Les professions incompatibles avec l’auto-entreprise
Le régime de l’auto-entreprise n’est pas accessible à tous les professionnels. En effet, certaines activités ne peuvent pas être exercées sous le statut d’auto-entrepreneur. C’est le cas des activités agricoles rattachées au régime social de la MSA (agriculteurs, paysagistes…) et de celles relevant de la TVA agricole (production de fromage, charcuterie…). La location de matériels et de biens de consommation durable ne peut pas non plus se faire sous le régime de l’auto-entreprise. Il en va de même pour les activités qui relèvent de la TVA immobilière, à savoir : les opérations de marchands de biens, les lotisseurs, les agents immobiliers, location d’immeubles nus à usage professionnel, les ventes d’immeubles construits, les opérations sur les parts de sociétés immobilières… par contre, la location de fonds de commerce, de locaux meublés (ou destinés à l’être) peuvent être déclarées en auto-entreprise. Toutes les professions juridiques et judiciaires sont par ailleurs exclues de ce régime (notaires, huissiers, commissaires priseurs, avocats…).

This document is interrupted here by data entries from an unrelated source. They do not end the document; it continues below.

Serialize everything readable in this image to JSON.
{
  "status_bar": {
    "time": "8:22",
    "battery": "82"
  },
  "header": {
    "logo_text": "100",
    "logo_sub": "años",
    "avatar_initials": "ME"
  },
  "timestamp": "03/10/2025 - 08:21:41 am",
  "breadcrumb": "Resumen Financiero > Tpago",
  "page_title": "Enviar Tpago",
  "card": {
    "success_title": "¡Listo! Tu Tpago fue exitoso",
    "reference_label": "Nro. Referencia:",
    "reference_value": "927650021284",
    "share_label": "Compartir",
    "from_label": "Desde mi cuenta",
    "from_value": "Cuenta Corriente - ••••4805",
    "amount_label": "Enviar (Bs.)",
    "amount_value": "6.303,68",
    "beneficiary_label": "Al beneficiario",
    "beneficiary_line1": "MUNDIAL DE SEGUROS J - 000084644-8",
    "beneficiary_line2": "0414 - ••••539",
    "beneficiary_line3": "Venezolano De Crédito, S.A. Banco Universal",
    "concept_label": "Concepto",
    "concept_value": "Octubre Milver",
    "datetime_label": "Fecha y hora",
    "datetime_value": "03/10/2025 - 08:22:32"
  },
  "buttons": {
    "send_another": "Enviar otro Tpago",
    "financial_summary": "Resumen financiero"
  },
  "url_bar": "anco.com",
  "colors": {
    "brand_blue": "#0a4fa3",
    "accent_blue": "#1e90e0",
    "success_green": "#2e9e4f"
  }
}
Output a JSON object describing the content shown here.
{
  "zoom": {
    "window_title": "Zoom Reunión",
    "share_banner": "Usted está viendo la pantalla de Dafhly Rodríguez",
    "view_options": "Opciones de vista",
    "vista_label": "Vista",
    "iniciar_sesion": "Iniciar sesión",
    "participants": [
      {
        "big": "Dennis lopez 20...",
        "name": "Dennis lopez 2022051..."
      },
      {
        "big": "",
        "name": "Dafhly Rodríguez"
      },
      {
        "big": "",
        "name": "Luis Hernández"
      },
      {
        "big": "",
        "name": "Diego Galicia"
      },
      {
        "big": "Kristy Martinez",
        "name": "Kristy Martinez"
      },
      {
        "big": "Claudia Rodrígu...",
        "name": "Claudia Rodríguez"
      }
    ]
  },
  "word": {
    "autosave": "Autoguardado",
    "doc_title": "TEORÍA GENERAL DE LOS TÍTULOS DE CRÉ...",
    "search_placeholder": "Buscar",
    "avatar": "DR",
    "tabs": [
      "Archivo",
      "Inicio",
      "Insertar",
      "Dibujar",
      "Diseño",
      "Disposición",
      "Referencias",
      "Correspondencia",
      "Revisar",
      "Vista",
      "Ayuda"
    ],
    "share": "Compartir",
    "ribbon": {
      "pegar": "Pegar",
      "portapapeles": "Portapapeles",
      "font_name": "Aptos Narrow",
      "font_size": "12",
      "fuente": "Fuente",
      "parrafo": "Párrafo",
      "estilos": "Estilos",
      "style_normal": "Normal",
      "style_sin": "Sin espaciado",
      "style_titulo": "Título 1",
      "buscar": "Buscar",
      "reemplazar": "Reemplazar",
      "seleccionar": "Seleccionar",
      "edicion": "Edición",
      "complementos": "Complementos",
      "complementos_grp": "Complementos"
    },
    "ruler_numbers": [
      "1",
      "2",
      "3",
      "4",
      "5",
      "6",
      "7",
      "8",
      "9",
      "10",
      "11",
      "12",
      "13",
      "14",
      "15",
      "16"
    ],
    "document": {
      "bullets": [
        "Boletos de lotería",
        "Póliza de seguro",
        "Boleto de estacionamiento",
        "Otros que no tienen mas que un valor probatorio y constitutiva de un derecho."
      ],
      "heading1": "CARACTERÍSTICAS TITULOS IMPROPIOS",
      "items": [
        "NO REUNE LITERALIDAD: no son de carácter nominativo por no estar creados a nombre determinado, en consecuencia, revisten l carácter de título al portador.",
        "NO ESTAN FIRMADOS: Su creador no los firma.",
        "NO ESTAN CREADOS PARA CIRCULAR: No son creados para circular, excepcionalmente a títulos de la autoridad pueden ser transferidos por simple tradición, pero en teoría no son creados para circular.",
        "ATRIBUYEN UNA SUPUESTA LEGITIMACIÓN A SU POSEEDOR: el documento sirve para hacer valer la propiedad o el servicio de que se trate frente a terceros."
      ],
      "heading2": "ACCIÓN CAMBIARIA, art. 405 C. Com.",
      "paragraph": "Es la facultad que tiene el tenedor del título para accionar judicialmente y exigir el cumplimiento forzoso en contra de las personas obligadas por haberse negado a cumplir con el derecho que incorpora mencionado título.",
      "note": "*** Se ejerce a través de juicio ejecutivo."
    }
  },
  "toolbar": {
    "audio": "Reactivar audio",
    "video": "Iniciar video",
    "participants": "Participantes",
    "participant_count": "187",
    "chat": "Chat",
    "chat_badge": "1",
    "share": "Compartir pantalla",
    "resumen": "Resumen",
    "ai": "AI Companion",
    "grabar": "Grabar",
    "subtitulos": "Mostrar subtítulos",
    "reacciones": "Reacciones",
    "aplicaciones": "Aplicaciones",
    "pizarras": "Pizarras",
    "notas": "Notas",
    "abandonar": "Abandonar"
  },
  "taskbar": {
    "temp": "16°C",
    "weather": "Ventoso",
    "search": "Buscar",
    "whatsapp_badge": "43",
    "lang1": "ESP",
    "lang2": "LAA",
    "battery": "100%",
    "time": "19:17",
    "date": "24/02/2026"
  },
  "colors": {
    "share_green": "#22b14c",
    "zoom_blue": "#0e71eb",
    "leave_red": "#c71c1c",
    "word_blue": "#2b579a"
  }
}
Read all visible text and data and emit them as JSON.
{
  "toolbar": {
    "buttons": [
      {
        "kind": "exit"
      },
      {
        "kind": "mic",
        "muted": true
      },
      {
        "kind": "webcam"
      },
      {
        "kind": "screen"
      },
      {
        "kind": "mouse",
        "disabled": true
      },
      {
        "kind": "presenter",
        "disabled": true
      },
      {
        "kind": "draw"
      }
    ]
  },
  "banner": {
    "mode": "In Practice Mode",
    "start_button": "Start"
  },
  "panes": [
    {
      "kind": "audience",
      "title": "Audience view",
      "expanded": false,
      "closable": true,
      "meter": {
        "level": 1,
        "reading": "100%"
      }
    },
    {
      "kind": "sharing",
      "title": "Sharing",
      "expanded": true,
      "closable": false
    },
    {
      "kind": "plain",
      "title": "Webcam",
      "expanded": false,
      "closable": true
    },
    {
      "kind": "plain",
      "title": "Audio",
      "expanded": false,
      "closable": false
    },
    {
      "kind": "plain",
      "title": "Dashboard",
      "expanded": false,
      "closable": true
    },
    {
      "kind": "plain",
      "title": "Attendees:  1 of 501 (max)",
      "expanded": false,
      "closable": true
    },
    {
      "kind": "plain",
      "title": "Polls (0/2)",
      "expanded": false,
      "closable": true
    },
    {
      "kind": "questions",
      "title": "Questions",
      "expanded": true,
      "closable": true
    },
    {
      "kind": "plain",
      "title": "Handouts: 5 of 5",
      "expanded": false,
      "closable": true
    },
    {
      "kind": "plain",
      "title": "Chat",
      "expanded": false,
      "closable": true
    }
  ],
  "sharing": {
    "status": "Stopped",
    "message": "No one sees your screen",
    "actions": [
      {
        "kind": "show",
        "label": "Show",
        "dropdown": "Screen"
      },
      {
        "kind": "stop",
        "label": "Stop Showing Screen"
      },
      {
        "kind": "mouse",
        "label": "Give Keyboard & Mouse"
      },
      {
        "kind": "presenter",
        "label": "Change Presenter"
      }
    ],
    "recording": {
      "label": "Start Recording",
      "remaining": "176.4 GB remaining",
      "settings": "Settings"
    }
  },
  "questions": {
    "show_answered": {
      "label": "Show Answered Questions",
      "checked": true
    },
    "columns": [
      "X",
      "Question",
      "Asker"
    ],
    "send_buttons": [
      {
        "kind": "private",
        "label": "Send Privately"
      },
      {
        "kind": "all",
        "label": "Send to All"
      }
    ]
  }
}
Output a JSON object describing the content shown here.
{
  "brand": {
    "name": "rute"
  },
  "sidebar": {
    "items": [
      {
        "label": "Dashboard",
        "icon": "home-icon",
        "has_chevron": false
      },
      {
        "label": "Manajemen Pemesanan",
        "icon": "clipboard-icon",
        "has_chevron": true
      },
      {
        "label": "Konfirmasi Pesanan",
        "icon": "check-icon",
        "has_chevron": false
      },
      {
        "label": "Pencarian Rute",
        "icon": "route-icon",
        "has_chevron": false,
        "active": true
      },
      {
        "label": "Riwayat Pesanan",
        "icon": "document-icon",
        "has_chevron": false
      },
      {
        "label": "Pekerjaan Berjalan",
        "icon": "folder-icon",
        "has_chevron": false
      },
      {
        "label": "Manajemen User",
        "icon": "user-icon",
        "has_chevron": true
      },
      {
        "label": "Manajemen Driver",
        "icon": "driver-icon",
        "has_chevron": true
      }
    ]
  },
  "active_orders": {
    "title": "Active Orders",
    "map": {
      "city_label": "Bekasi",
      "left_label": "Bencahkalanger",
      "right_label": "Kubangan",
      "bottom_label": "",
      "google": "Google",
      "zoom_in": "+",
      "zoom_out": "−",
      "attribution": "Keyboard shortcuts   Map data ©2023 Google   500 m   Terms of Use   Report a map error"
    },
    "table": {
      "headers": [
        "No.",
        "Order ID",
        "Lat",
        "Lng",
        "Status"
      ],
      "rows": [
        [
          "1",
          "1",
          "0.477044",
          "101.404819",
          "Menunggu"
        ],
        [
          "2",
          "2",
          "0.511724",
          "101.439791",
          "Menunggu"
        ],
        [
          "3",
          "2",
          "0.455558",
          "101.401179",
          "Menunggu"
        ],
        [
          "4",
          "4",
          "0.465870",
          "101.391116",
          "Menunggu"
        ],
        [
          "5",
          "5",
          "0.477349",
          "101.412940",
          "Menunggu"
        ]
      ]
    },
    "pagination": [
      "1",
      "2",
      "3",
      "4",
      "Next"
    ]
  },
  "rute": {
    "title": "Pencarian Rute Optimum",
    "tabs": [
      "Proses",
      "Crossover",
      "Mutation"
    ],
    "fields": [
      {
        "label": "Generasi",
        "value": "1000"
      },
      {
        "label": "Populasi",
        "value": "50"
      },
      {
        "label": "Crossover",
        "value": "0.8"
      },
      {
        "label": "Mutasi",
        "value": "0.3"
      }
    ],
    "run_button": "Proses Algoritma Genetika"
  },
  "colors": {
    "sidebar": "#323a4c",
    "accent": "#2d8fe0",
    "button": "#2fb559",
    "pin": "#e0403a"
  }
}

D’autre part, l’ensemble des personnes exerçant un métier médical ou paramédical ne peuvent pas devenir auto-entrepreneurs, à savoir : les médecins, les dentistes, les pharmaciens, les sages-femmes, les infirmières, les masseurs-kinésithérapeutes, les pédicures-podologues, les orthophonistes, les orthoptistes… Vétérinaires, experts-comptables, agents généraux et d’assurances, et autres commissaires aux comptes ne sont pas non plus concernés par ce régime. D’une manière générale, l’ensemble des professions libérales qui relèvent d’une autre caisse de retraite que la CIPAV ou le RSI ne peuvent pas accéder au statut d’auto-entrepreneur. C’est également le cas des auteurs artistes et scientifiques, mais également des sportifs qui ont choisi d’être imposés sur la base d’une moyenne de bénéfices réalisés lors des deux ou quatre années précédentes. Enfin, les activités d’opérations sur les marchés à terme, sur les marchés d’options négociables et les opérations sur bons d’option n’ont pas le droit d’être déclarées sous ce régime.
Rébecca Lazzerini.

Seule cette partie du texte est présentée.